In the event that organizations guarantee that every one of the frameworks and programming on the network is fixed with the most recent security updates, it goes 'a long way' to preventing ransomware attacks from being effective the same number of campaigns depend on the abuse of the known vulnerabilities.

Organizations ought to likewise guarantee that default passwords aren't utilized on the system and, where conceivable, two-factor verification ought to be applied as this will counteract any hacker who figures out how to break the system from moving around and causing more damage.

However, in case of a ransomware attack being effective, organizations can guarantee they don't have to make the payment by normally creating a backup of their system and guaranteeing that the backup is stored offline.

A Hacker Group, 'Barium' on a Supply Chain Hijacking Spree



One of the most fatal forms of hacking is a software supply chain attack as it involves illicitly accessing a developer's network and placing the malicious code into the software updates and applications that users consider and trust the most.

In a single attempt, supply chain hackers can potentially place their ransomware onto thousands or millions of computer systems, they can do so without even a single trace of malicious activity. With time, this trick has gained a lot of traction and has become more advanced and difficult to be identified. Supply chain attacks follow a similar pattern and have been used by the associated companies as their core tool.

Basically, supply chain attacks exploit various software dissemination channels and over the last three years, these attacks have been majorly linked to a group of Chinese hackers. Reportedly, they are popularly known as ShadowHammer, Barium, Wicked Panda and ShadowPad, the name varies along with the security firms.

The trick demonstrates the massive potential of ShadowHammer to destroy computer systems on a large scale along with exploiting vulnerabilities present in a fundamental model which governs the code employed by users on their systems, such destructive ability possessed by Barium is a matter of great concern for security researchers.
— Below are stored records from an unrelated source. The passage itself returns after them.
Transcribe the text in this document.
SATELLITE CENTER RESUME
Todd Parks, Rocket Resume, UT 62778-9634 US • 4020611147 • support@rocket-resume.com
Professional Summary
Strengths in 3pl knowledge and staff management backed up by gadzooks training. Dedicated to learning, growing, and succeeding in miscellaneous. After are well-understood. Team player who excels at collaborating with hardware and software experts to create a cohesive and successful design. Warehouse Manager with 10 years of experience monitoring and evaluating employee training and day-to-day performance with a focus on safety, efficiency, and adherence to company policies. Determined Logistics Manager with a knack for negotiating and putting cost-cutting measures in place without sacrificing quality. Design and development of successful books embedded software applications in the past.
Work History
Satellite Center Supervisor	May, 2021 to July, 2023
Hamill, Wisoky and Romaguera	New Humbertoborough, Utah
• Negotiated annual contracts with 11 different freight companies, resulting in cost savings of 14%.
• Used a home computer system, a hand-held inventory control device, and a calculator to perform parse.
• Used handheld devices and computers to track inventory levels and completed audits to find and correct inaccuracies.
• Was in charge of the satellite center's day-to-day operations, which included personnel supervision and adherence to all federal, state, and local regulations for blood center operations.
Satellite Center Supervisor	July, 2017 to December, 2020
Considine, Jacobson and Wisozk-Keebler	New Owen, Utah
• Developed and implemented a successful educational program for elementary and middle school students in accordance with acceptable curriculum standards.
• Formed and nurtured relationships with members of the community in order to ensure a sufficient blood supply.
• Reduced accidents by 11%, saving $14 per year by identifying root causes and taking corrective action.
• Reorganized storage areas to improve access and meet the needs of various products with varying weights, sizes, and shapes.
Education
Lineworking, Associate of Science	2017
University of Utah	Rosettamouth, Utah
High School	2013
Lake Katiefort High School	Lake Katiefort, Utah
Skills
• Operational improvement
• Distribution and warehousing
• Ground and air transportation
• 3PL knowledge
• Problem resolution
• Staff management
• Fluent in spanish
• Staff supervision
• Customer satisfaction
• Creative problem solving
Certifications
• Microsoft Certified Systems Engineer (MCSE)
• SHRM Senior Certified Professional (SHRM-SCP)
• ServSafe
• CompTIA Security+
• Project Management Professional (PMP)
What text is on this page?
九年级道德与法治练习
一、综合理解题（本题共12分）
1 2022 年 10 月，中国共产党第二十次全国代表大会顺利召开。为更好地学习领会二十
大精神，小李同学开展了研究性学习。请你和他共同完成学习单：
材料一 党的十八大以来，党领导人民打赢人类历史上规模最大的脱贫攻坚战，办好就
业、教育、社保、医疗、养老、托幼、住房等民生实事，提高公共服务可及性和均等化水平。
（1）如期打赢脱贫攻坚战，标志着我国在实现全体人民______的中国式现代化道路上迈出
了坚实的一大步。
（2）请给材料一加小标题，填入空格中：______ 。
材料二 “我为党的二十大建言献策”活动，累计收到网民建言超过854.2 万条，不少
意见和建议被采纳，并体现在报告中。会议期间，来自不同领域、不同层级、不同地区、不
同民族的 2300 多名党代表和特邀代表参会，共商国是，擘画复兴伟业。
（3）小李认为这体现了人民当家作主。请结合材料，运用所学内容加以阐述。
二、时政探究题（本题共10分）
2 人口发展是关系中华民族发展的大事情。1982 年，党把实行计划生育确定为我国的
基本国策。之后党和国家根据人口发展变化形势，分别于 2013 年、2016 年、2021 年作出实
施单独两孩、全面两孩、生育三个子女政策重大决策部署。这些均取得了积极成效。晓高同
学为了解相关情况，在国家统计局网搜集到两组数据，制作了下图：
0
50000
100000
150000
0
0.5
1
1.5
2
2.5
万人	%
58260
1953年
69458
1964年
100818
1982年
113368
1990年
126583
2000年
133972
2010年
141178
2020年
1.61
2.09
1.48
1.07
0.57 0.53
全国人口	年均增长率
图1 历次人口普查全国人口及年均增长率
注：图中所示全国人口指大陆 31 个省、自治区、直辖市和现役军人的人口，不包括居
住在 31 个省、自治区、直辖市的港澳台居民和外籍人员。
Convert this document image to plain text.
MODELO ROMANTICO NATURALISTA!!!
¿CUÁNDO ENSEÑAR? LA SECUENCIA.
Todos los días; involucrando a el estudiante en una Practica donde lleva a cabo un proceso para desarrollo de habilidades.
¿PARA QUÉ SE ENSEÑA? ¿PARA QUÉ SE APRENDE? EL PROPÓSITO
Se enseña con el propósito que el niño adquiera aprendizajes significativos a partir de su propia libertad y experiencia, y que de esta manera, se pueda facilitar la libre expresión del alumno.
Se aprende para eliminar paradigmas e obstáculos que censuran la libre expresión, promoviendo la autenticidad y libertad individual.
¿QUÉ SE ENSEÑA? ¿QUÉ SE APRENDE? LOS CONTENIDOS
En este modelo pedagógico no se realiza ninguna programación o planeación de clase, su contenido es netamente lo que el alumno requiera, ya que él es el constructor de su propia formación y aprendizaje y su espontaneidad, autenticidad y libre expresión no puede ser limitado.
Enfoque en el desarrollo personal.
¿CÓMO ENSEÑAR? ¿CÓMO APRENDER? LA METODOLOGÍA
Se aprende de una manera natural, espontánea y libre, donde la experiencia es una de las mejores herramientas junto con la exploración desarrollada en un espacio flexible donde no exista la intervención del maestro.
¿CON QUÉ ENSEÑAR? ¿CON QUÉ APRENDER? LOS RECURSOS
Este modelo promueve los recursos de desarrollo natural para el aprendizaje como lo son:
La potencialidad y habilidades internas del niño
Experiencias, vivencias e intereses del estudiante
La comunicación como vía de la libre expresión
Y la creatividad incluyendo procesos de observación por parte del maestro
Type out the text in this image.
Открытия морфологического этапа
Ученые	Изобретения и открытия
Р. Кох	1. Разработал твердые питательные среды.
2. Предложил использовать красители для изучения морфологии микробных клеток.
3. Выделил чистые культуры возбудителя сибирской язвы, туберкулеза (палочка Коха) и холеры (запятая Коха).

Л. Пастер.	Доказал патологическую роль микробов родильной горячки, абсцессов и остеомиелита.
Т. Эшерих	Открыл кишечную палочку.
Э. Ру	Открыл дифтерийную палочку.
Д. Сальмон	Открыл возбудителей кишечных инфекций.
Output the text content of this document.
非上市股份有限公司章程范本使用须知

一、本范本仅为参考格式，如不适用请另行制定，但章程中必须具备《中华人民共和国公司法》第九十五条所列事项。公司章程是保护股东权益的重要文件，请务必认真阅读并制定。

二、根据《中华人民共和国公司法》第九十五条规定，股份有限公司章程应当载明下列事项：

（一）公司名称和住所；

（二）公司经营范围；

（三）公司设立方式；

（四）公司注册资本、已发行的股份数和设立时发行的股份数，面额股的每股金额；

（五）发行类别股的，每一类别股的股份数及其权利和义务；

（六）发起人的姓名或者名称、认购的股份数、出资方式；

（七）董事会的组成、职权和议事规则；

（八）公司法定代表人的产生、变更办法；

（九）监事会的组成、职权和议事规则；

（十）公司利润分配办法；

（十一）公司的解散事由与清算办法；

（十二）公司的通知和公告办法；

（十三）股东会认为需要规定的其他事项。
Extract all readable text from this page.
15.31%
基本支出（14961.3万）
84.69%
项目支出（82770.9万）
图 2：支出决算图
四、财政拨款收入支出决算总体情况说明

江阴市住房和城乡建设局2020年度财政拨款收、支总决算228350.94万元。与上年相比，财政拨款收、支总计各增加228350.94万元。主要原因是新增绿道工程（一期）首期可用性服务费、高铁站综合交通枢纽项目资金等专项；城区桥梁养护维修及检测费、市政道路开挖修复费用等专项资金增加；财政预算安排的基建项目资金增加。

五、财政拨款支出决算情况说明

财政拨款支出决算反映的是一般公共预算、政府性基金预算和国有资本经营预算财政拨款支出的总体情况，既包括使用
Referencing from the statements given by Vitaly Kamluk, the director of the Asia research team for security firm Kaspersky, "They're poisoning trusted mechanisms," "they’re the champions of this. With the number of companies they’ve breached, I don’t think any other groups are comparable to these guys."

"When they abuse this mechanism, they’re undermining trust in the core, foundational mechanisms for verifying the integrity of your system,"

"This is much more important and has a bigger impact than regular exploitation of security vulnerabilities or phishing or other types of attacks. People are going to stop trusting legitimate software updates and software vendors."

On being asked, Marc-Etienne Léveillé, a security researcher, said, "In terms of scale, this is now the group that is most proficient in supply chain attacks,"

"We’ve never seen anything like this before. It’s scay because they have control over a very large number of machines

"If [Barium] had deployed a ransomware worm like that through one of these attacks, it would be a far more devastating attack than NotPetya," said another expert on the matter.